The Virtual Handshake
Found a great slideshare contributor in David Teten who is the managing partner of VC firm ff Venture Partners and co-author of “The Virtual Handshake: Opening doors and closing deals online”. Looks to be a great source of information and insight on the online trends with respect to VC/PE investing….
… but I digress. David also maintains a blog where there is a great interview he did with PE firm MCM Capital about how private equity firms use social media to build grow their pipeline and source capital. MCM has incorporated Facebook, LinkedIn, an RSS feed, and a weekly blog into its website to a number of ends. They ask themselves 2 questions when creating content; how does it help the firm and how does it improve the likelihood that someone will find them. MCM has also targeted a top 100 rank for select search terms which may sound good, but as empirical evidence shows, not landing on the first page of results on a search is disastrous for your web traffic. My sense is that a goal for any firm should either be top 10 or bust.

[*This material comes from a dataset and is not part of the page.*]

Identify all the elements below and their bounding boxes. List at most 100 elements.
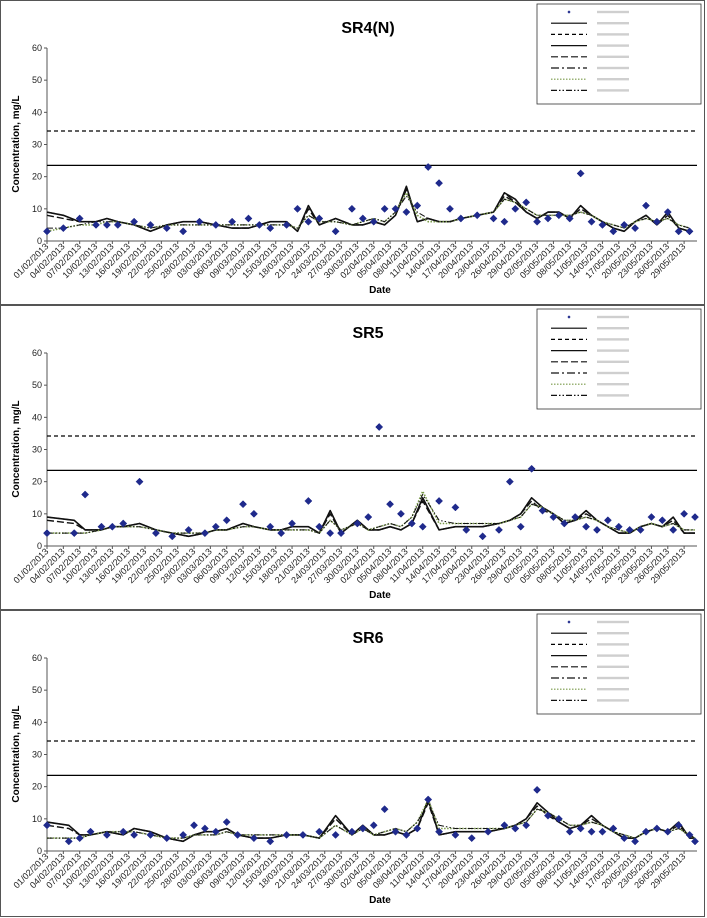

The interview presents real data around website traffic and page views – both of which increased however this is not really a good metric for ‘helping the firm’ – but the stat that really jumped out at me was that their deal flow had increased by 150% in 6 months since implementing these strategies. Deal flow is the lifeblood of any good VC/PE firm and leveraging online strategies to widen the funnel for potential deals sounds like
There is a clear link here between building the investment opportunity pipeline and “widening the funnel” of potential customers as is commonly discussed in a marketing course. The interesting difference in this case is that the funnel for a VC/PE firm actually refers to its products (target acquisitions) and not its customers (which in the traditional sense would be the LPs). I wonder if there are other business models that would benefit from a widening funnel on the product side?